Esto tampoco quiere decir que haya que dejar a los bancos hacer aquello que mejor les parezca, aunque para evitar que éstos cometan excesos, que terminan por pagar todos los contribuyentes, no resulta ni tan siquiera conveniente llegar a medidas tan extremas como las propuestas por los promotores del referéndum suizo. Basta con estructurar y aplicar una regulación bancaria adecuada, que garantice la correcta gestión de los riesgos, complementada con una supervisión eficaz y con una política monetaria que favorezca o dificulte, según convenga, la creación de dinero bancario.

Esto último -establecer una regulación y una supervisión bancaria adecuada- es absolutamente esencial, y, sin embargo, lamentablemente, en ocasiones se olvida.

Después del crac de 1929, en EE UU se aprobó la Ley Glass-Steagall, que obligaba a los bancos a elegir entre ser bancos comerciales, que captan depósitos y los prestan, o bancos de inversión, que solamente pueden negociar con su propio capital. El objetivo de esa ley fue que las inversiones de alto riesgo no pudieran realizarse con los depósitos de clientes que estuvieran garantizados por el Estado, y ciertamente que funcionó muy bien durante más de medio siglo, limitando la capacidad de operar de los bancos, dando lugar a uno de los periodos de bonanza económica más largos y fructíferos de la historia.

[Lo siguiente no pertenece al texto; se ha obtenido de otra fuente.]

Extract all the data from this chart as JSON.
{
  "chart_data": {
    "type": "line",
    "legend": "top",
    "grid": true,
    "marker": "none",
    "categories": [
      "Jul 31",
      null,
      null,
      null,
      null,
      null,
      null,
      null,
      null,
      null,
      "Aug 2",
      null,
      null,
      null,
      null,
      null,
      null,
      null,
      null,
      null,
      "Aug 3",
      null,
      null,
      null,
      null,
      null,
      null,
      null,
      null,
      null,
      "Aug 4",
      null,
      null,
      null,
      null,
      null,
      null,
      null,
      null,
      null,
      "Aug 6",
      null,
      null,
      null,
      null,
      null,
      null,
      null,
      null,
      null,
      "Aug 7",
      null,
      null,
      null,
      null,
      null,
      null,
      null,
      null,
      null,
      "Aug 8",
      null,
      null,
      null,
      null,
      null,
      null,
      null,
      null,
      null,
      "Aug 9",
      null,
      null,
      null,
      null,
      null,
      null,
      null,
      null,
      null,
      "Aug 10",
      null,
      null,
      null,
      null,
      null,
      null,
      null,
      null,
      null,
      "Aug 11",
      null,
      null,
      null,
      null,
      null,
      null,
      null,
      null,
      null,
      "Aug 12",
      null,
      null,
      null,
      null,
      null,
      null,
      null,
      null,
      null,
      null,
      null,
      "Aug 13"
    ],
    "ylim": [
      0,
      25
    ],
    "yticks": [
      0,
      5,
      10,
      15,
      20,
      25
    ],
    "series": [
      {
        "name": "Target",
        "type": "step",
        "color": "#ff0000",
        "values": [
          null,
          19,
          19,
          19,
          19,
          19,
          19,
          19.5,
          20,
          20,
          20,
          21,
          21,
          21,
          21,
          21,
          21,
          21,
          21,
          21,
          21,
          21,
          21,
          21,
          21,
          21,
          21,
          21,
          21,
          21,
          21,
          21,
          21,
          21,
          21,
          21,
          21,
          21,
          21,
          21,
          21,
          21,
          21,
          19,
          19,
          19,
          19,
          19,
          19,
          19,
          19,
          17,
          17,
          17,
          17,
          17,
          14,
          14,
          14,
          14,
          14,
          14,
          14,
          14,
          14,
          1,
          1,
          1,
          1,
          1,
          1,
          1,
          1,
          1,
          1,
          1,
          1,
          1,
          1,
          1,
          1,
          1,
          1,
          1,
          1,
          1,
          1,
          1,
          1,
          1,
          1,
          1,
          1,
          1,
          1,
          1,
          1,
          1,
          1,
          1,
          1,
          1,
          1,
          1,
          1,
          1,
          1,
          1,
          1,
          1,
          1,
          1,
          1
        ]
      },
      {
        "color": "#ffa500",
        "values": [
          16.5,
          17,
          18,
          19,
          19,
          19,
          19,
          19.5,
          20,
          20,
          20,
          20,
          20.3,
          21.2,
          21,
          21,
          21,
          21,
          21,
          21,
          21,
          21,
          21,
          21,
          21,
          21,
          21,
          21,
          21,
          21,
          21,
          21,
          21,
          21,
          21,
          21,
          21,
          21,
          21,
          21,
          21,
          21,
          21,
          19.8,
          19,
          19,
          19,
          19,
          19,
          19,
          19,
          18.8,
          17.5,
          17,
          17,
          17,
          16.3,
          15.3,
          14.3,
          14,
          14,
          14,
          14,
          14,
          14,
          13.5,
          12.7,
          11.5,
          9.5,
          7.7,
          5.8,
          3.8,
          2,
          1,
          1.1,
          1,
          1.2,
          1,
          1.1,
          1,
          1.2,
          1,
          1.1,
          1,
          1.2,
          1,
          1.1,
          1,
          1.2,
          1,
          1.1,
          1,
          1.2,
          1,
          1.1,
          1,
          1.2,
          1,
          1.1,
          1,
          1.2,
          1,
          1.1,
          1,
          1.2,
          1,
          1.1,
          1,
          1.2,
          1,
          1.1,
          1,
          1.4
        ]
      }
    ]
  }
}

Pero el lobby de Wall Street consiguió convencer a Bill Clinton para que derogara esa legislación en 1999, y, como consecuencia, tan solo nueve años después no hubo más remedio que "rescatar" a parte de la gran banca norteamericana y, dada la contaminación producida por la globalización financiera, de forma concatenada, a gran parte de la banca de los países industrializados, entre ellos el nuestro.

Hubo líderes que, en aquel momento, manifestaron que era necesario reinventar el capitalismo y, particularmente, establecer nuevas reglas para el sector financiero. En 2010, Obama firmó la Ley Dodd-Frank, de reforma financiera y de protección a los consumidores. Una ley extensa que introdujo muchas novedades regulatorias en materias diversas, que creó organismos públicos, como el consejo de supervisión de estabilidad financiera o el de liquidación ordenada de las empresas financieras, a los que se dotó de muchos poderes.

Las medidas que se pusieron en práctica, tanto en EE UU como en otros países avanzados, perseguían tres objetivos: fomentar la eficacia y eficiencia de los mercados, dotarlos de mayor seguridad y que fueran más transparentes. Una normativa que, lógicamente, limita la capacidad de los bancos para asumir riesgos, y que, por tanto, pasada la tormenta, ni gusta ni conviene a Wall Street.

Nada más llegar a la Casa Blanca, Donald Trump dictó, en febrero del pasado año, una orden ejecutiva con la idea de desmantelar la Ley Dodd-Frank, que, no obstante, requiere de desarrollo legislativo. Un desarrollo que ya se ha iniciado, con apoyos tanto de los republicanos como de algunos demócratas. La excusa es que las normas regulatorias en EE UU son muy estrictas, por lo que ponen en desventaja a sus bancos respecto a los extranjeros. Totalmente falso; la legislación prudencial europea ha ido más lejos que la norteamericana.

Se ha empezado por diluir la llamada "regla Volcker", contenida en la Ley Dodd Frank, lo que amplía el abanico de operaciones que pueden realizar y, por tanto, les permite ganar más dinero en el corto plazo. Y también por elegir, para los organismos supervisores, a personas nombradas por Trump, partidarias de la desregulación total de las finanzas. Una desregulación que, parece, ya no va a detenerse, asfaltando un camino, quizá lento, hacia otra crisis financiera global.

No hay que pasarse de frenada, pero no conviene acelerar cuando abundan las curvas.